Their lives were filled with more uncertainties and threats to survival than ours.

I have a hunch that people who were that close to survival felt gratitude for each new day. Gratitude for having food and fire and a good hunt and each other. Gratitude for the times when they were safe, for peace.

Fast forward to today’s times. We’re not out in the sunshine all day, walking around and soaking up Vitamin D. We’re breathing conditioned air inside buildings, looking out windows. We work twice as many hours as our early ancestors. We have a money economy, modern medicine, cars, Social Security.

The threats to our survival are not hungry predators any more. (Well, except when they are angry or terrified or numb human predators, especially those with guns.)

Our nervous systems weren’t built for prolonged fear, a constant sense of not being at ease, anxiety. This leads to adrenal exhaustion, which saps our energy and is exhausting without any truly restorative rest.

Maybe what we teach ourselves now about managing our own anxiety will help our species as a whole evolve past fear-based reactivity and toward a caring kind of responsibility, for our own well-being and that of others.

What makes you feel anxious? The virus? The economy? The wildfires? The election? Conspiracy theories? Race-based violence? Armed white supremacists? Antifa? The news? Karens and Chads? Maskless people? People whose anxieties have gotten the better of them? People who don’t see we’re all part of one tribe, humanity? People so anxious they can’t listen or reason?

There’s a lot OUT THERE to feel anxious about. And anxiety means we experience it IN HERE.

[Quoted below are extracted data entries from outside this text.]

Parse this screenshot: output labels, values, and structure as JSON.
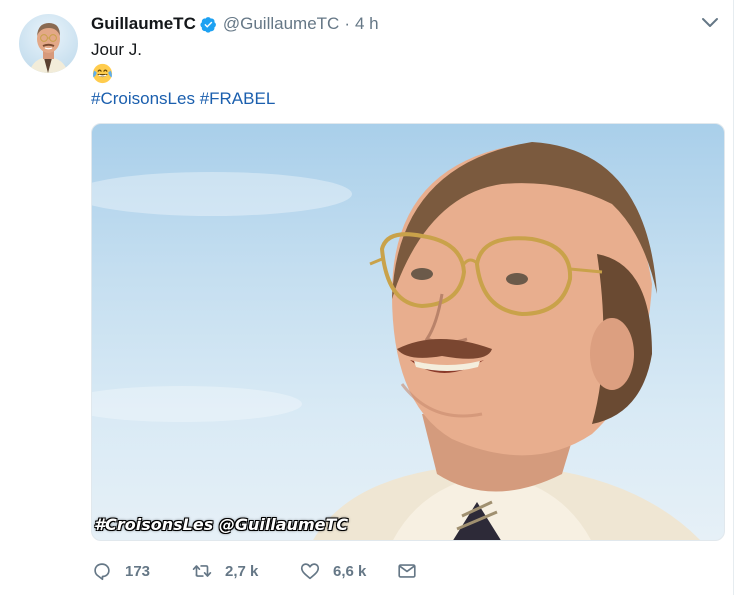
{
  "tweet": {
    "author_name": "GuillaumeTC",
    "handle": "@GuillaumeTC",
    "separator": "·",
    "time": "4 h",
    "text_line1": "Jour J.",
    "emoji_icon": "face-with-tears-of-joy",
    "hashtags": [
      "#CroisonsLes",
      "#FRABEL"
    ],
    "media": {
      "watermark": "#CroisonsLes @GuillaumeTC"
    },
    "actions": {
      "reply_count": "173",
      "retweet_count": "2,7 k",
      "like_count": "6,6 k"
    }
  },
  "colors": {
    "link": "#1b5fae",
    "verified": "#1da1f2",
    "muted": "#657786"
  }
}
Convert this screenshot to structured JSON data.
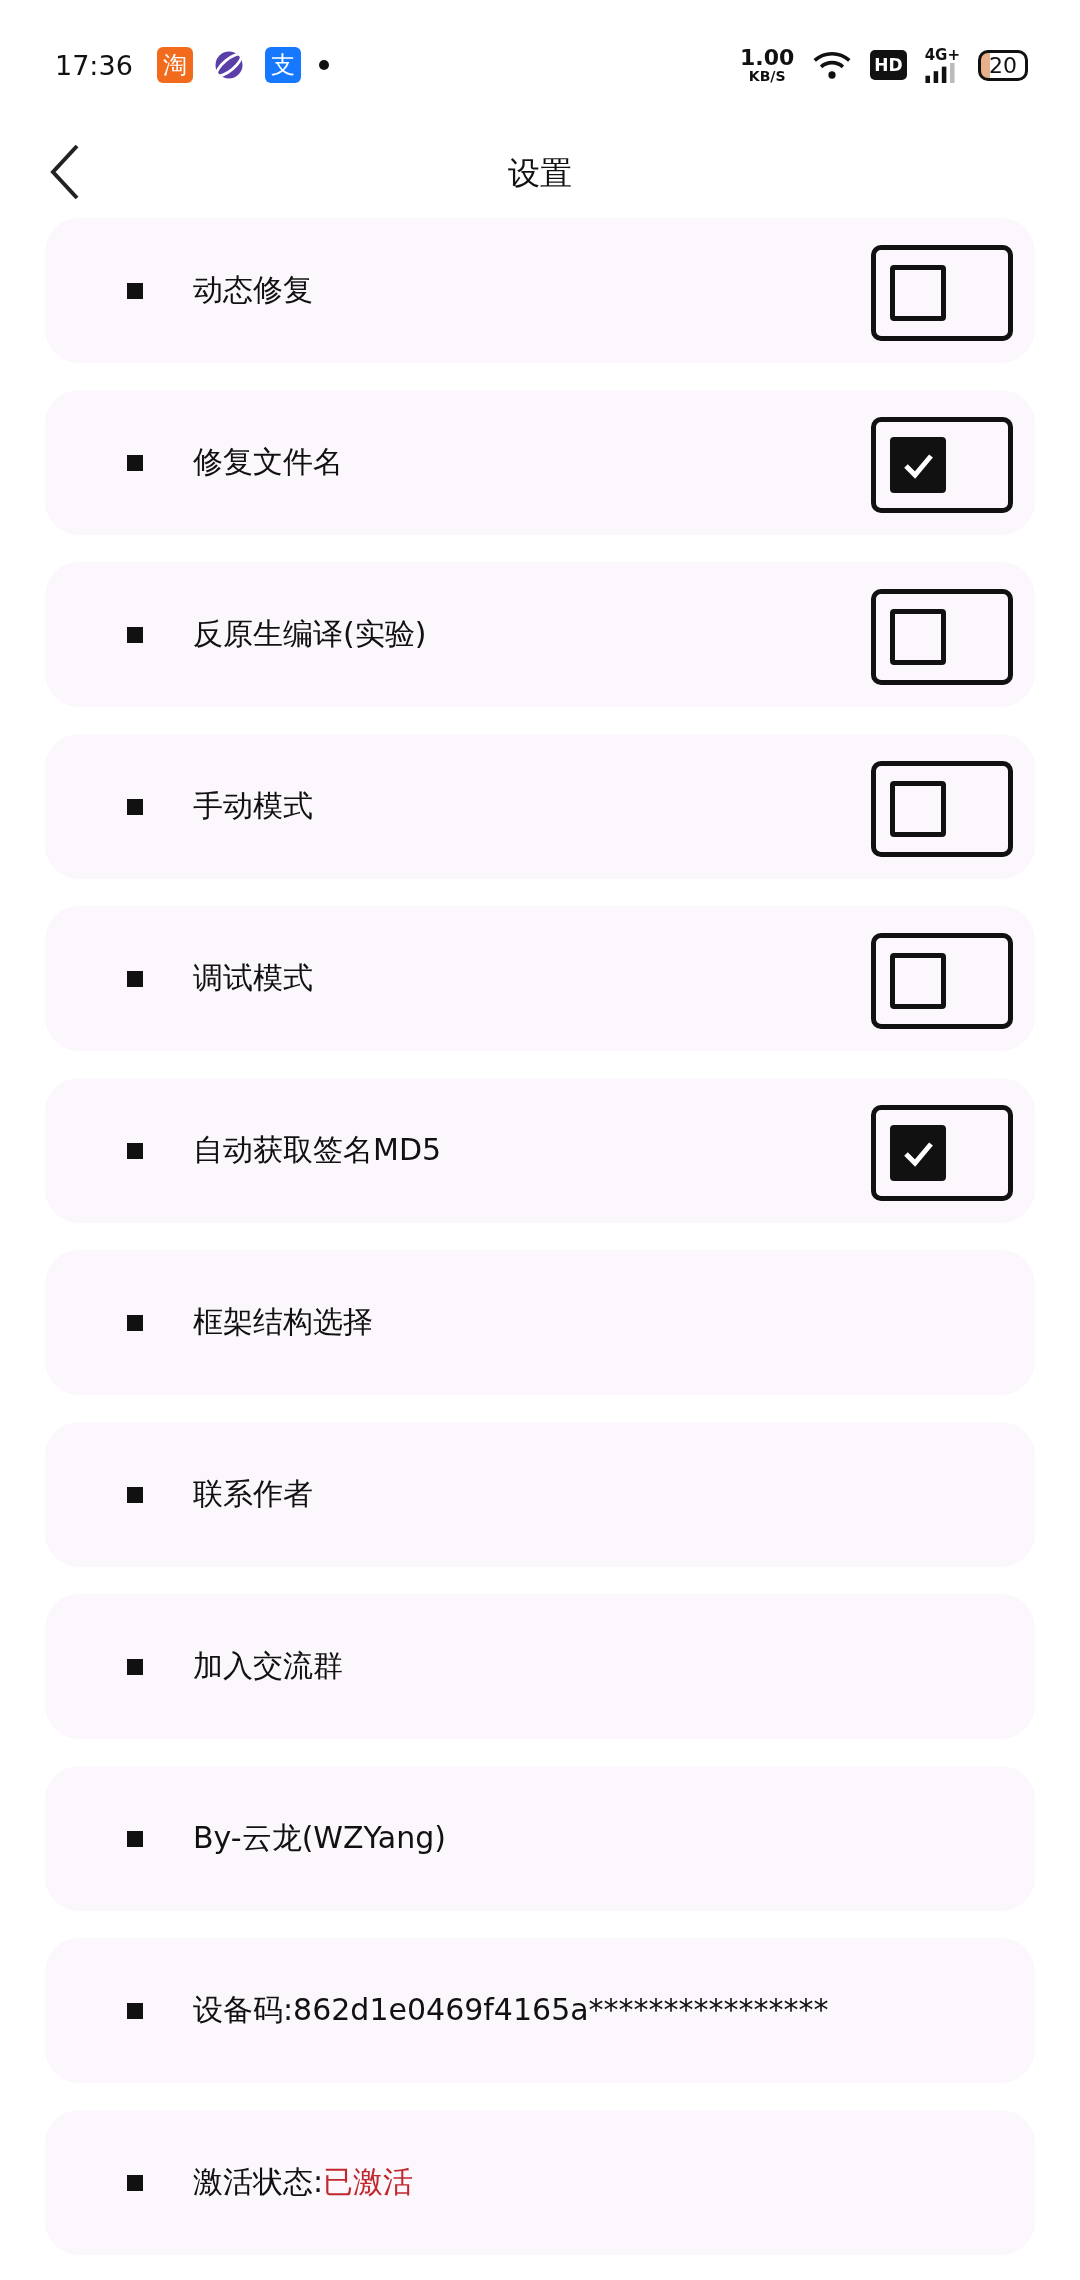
{
  "status_bar": {
    "time": "17:36",
    "app_icons": [
      {
        "kind": "badge",
        "text": "淘",
        "color": "#f26a1b"
      },
      {
        "kind": "planet",
        "color": "#5a3fa8"
      },
      {
        "kind": "badge",
        "text": "支",
        "color": "#1677ff"
      }
    ],
    "network_speed": "1.00",
    "network_unit": "KB/S",
    "hd_badge": "HD",
    "network_type": "4G+",
    "battery": "20"
  },
  "header": {
    "title": "设置"
  },
  "settings": [
    {
      "kind": "checkbox",
      "label": "动态修复",
      "checked": false
    },
    {
      "kind": "checkbox",
      "label": "修复文件名",
      "checked": true
    },
    {
      "kind": "checkbox",
      "label": "反原生编译(实验)",
      "checked": false
    },
    {
      "kind": "checkbox",
      "label": "手动模式",
      "checked": false
    },
    {
      "kind": "checkbox",
      "label": "调试模式",
      "checked": false
    },
    {
      "kind": "checkbox",
      "label": "自动获取签名MD5",
      "checked": true
    },
    {
      "kind": "action",
      "label": "框架结构选择"
    },
    {
      "kind": "action",
      "label": "联系作者"
    },
    {
      "kind": "action",
      "label": "加入交流群"
    },
    {
      "kind": "info",
      "label": "By-云龙(WZYang)"
    },
    {
      "kind": "info",
      "label": "设备码:862d1e0469f4165a****************"
    },
    {
      "kind": "status",
      "label": "激活状态:",
      "value": "已激活",
      "color": "#c0282d"
    }
  ]
}
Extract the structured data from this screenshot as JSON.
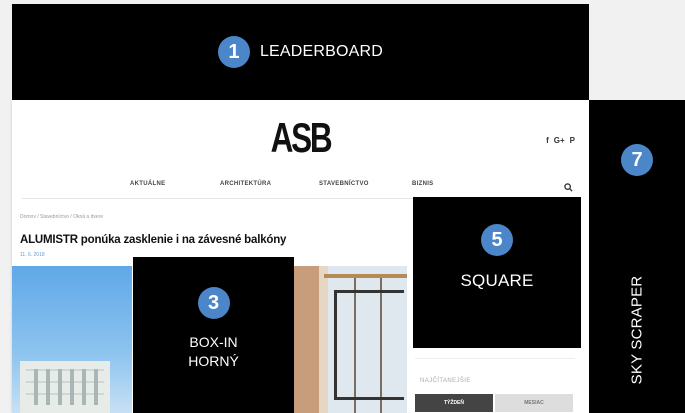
{
  "leaderboard": {
    "number": "1",
    "label": "LEADERBOARD"
  },
  "site": {
    "logo": "ASB",
    "social": [
      "f",
      "G+",
      "P"
    ],
    "nav": [
      "AKTUÁLNE",
      "ARCHITEKTÚRA",
      "STAVEBNÍCTVO",
      "BIZNIS"
    ],
    "search_icon": "search-icon",
    "breadcrumb": "Domov / Stavebníctvo / Okná a dvere",
    "headline": "ALUMISTR ponúka zasklenie i na závesné balkóny",
    "date": "11. 6. 2018",
    "sidebar_title": "NAJČÍTANEJŠIE",
    "tabs": [
      "TÝŽDEŇ",
      "MESIAC"
    ]
  },
  "box_in": {
    "number": "3",
    "label_line1": "BOX-IN",
    "label_line2": "HORNÝ"
  },
  "square": {
    "number": "5",
    "label": "SQUARE"
  },
  "skyscraper": {
    "number": "7",
    "label": "SKY SCRAPER"
  },
  "colors": {
    "badge": "#4a86c8",
    "ad_background": "#000000"
  }
}
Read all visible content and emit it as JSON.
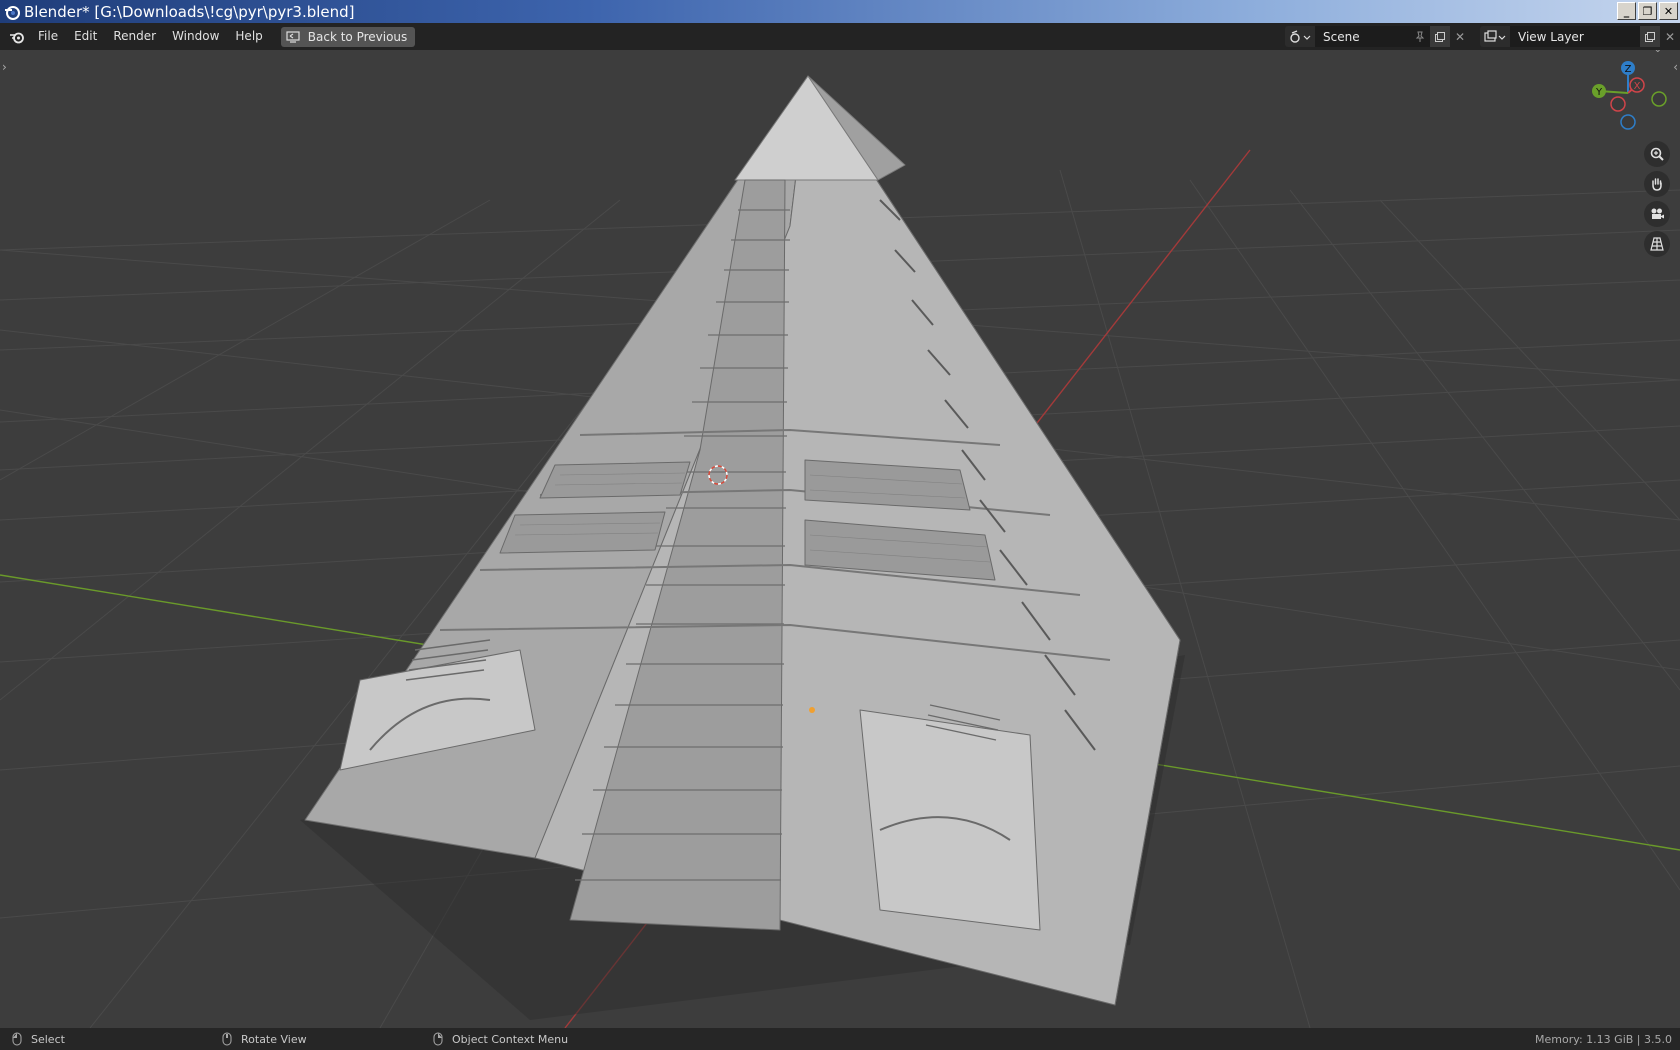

Take a moment to check in. Where are you? What are your surroundings at this very moment?

Are you actually SAFE in this moment?

If you have the leisure to read this, I’m guessing you are.

How does being SAFE feel in your body?

Here’s what I notice in my body.

I feel my body weight sinking into the mattress. I feel my back and legs pressing the mattress, and the top part of my body feeling cooler air. Also, that one foot that’s outside the sheets feels cooler.

I notice my chest and abdomen rising and falling as I breathe.

I hear my fingers on the keyboard.

I see my hands, the iPad keyboard and screen, the pillow they are sitting on, the tangled sheets and foot beyond that.

I see windows on either side of me, a mirror and shelf across the room, and an open closet door, and my tea on the nightstand.

I hear cicadas droning, cardinals chirping, keyboard sounds, and distant traffic.

I feel safe.

~~

The other night, I woke multiple times. My mind was thinking anxious thoughts. It was hard to get back to sleep.

Some nights are like that. Maybe it was the caffeinated tea I drank in the afternoon.

It’s not like I live in a bubble. I take precautions to prevent getting and spreading the virus. One of my family members had it — thankfully, it turned out to be a very mild case. I’m on social media. I check the news. I abhor the violence and hatred I learn about. I worry about the presidential campaign, the election, the aftermath, climate change, the possibility of a really bad economic crash.

These times are filled with uncertainty.

And a good night’s sleep means so very much in terms of having the ability to manage well.

So I tried something different. When an anxious thought arose, I said to myself, “This is just an anxious thought.”

I’d feel how it felt in my body. The tension, the unpleasantness.

Then I’d take a deep breath and let my THINKING mind take a little break by turning my attention to SENSING.

I’d feel my bodyweight pressing into the mattress and pillow. I’d feel the rhythm of breathing. I’d recognize that I was in my home, in my bed, and that there were no immanent threats to my safety. (Except those anxious thoughts.)

And I’d tell myself, “I AM SAFE.”

A few rounds of this every time an anxious thought arose, and I finally went back to sleep.

Since that experience, I’ve really been honing in on what it’s like to feel safe.

It feels good.

I am grateful.

(Apologies to David Whyte for a play on the title of his latest series, Half a Shade Braver.)